New Delhi: Bank credit growth rose to 15.9% in FY 2025–26, reflecting strong demand across sectors and improved economic activity, according to official data released on Tuesday.
Total credit outstanding reached ₹212.9 lakh crore by March 2026. This marked an increase of ₹29.2 lakh crore over the previous year. The sharp rise indicated higher borrowing by businesses and individuals amid a stable interest rate environment. Moreover, government-led capital expenditure and structural reforms supported investment and credit demand.

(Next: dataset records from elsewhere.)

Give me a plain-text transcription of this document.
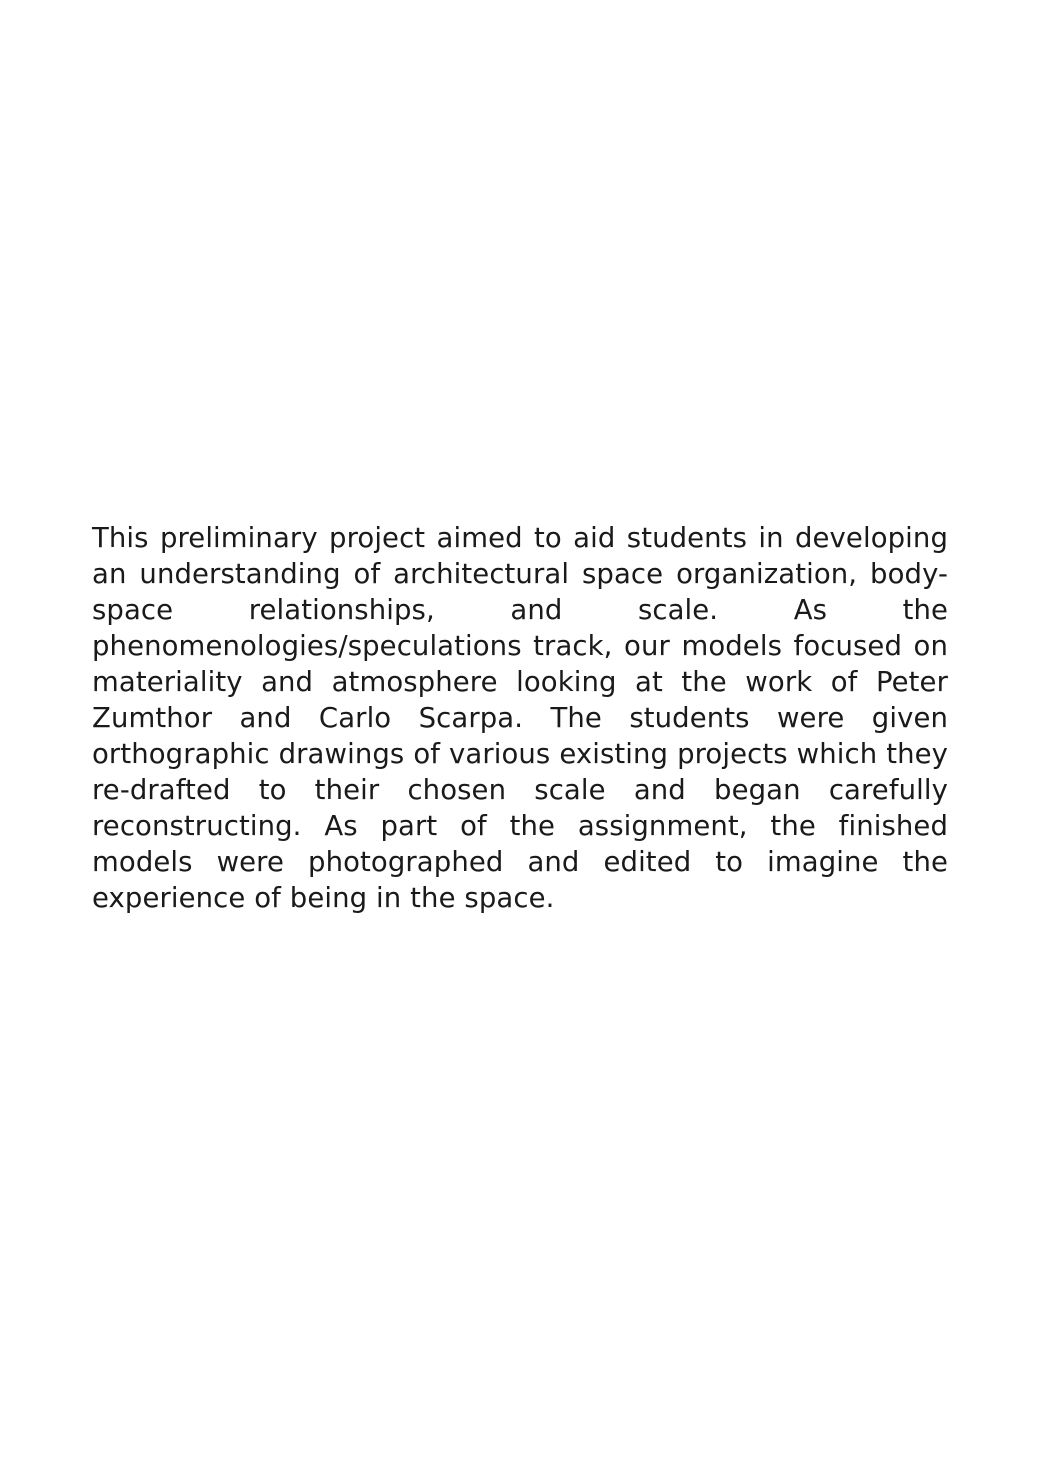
This preliminary project aimed to aid students in developing an understanding of architectural space organization, body-space relationships, and scale. As the phenomenologies/speculations track, our models focused on materiality and atmosphere looking at the work of Peter Zumthor and Carlo Scarpa. The students were given orthographic drawings of various existing projects which they re-drafted to their chosen scale and began carefully reconstructing. As part of the assignment, the finished models were photographed and edited to imagine the experience of being in the space.
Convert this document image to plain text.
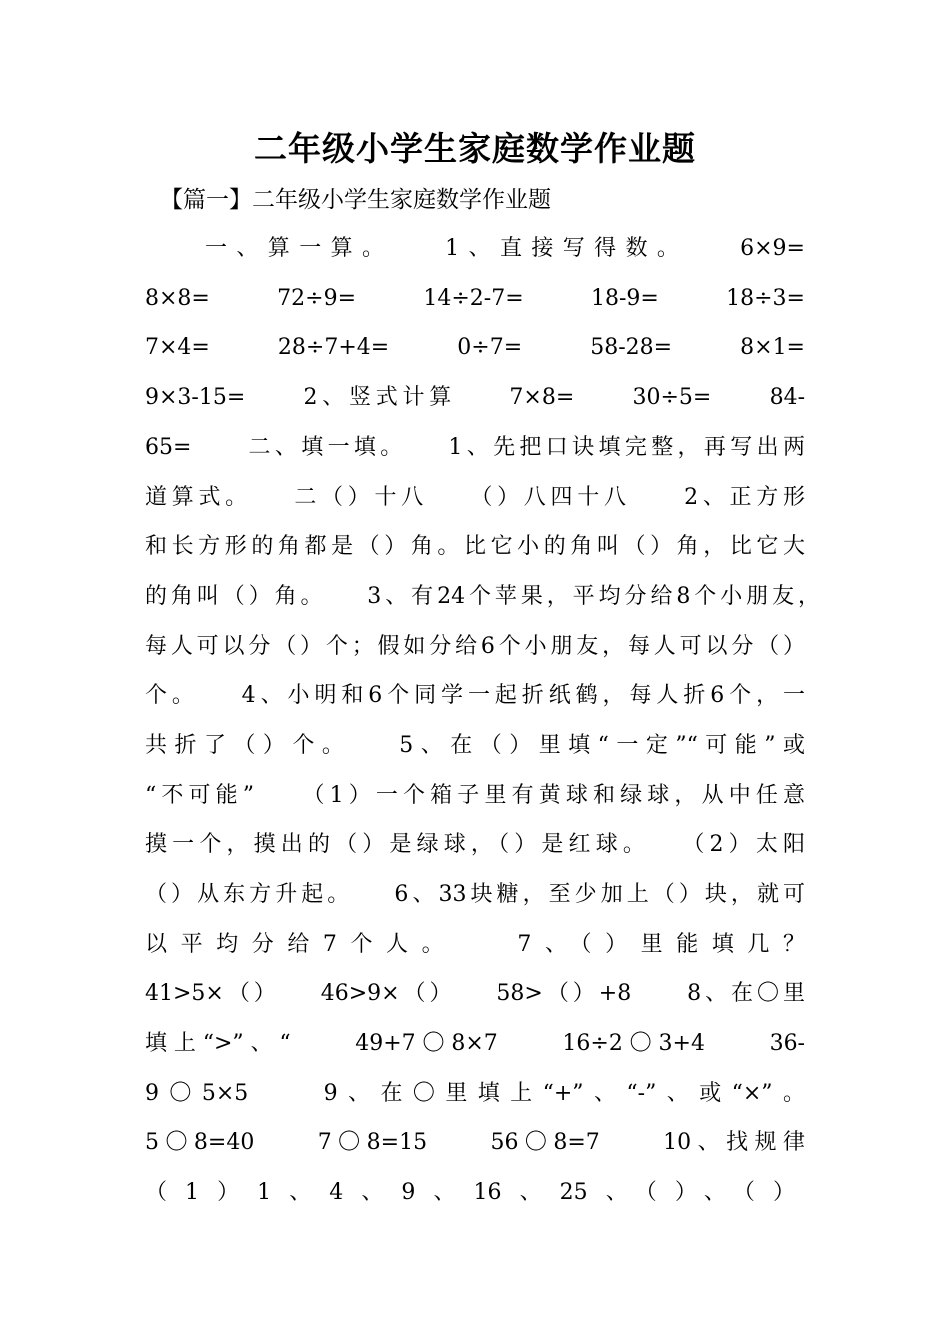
二年级小学生家庭数学作业题
【篇一】二年级小学生家庭数学作业题
一、算一算。　　1、直接写得数。　　6×9=
8×8=　　72÷9=　　14÷2-7=　　18-9=　　18÷3=
7×4=　　28÷7+4=　　0÷7=　　58-28=　　8×1=
9×3-15=　　2、竖式计算　　7×8=　　30÷5=　　84-
65=　　二、填一填。　　1、先把口诀填完整，再写出两
道算式。　　二（）十八　　（）八四十八　　2、正方形
和长方形的角都是（）角。比它小的角叫（）角，比它大
的角叫（）角。　　3、有24个苹果，平均分给8个小朋友，
每人可以分（）个；假如分给6个小朋友，每人可以分（）
个。　　4、小明和6个同学一起折纸鹤，每人折6个，一
共折了（）个。　　5、在（）里填“一定”“可能”或
“不可能”　　（1）一个箱子里有黄球和绿球，从中任意
摸一个，摸出的（）是绿球，（）是红球。　　（2）太阳
（）从东方升起。　　6、33块糖，至少加上（）块，就可
以平均分给7个人。　　7、（）里能填几？
41>5×（）　　46>9×（）　　58>（）+8　　8、在〇里
填上“>”、“　　49+7〇8×7　　16÷2〇3+4　　36-
9〇5×5　　9、在〇里填上“+”、“-”、或“×”。
5〇8=40　　7〇8=15　　56〇8=7　　10、找规律
（1）1、4、9、16、25、（）、（）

The bank credit growth remained broad-based across key sectors. Services led the expansion, followed by personal loans, agriculture and industry. As a result, multiple segments contributed to the overall rise in lending activity.
Credit to agriculture and allied activities grew by 15.7% in FY 2025–26, compared to 10.4% a year earlier. Officials attributed this increase to sustained rural demand and improved access to formal credit. Similarly, industrial credit expanded to 15%, nearly doubling from 8.2% in the previous year, driven mainly by strong lending to micro and small enterprises.
Bank credit growth driven by services and personal loans
The services sector recorded the highest expansion, with credit growth rising to 19% from 12% last year. This increase was supported by demand from non-banking financial companies, trade and commercial real estate. In addition, the personal loan segment grew by 16.2%, up from 11.7% in the previous year.
Housing loans maintained steady growth, while vehicle loans and gold-backed lending showed strong momentum. Consequently, retail credit demand remained a key driver of overall expansion.
Officials said the strong bank credit growth highlighted resilience in the domestic economy despite global uncertainties. They noted that increased lending supported business expansion, asset creation and employment generation.
The banking sector also maintained strong fundamentals, including better capitalisation, low bad loans and steady profitability. Authorities said continued reforms and formalisation of credit would further sustain growth across sectors in the coming years.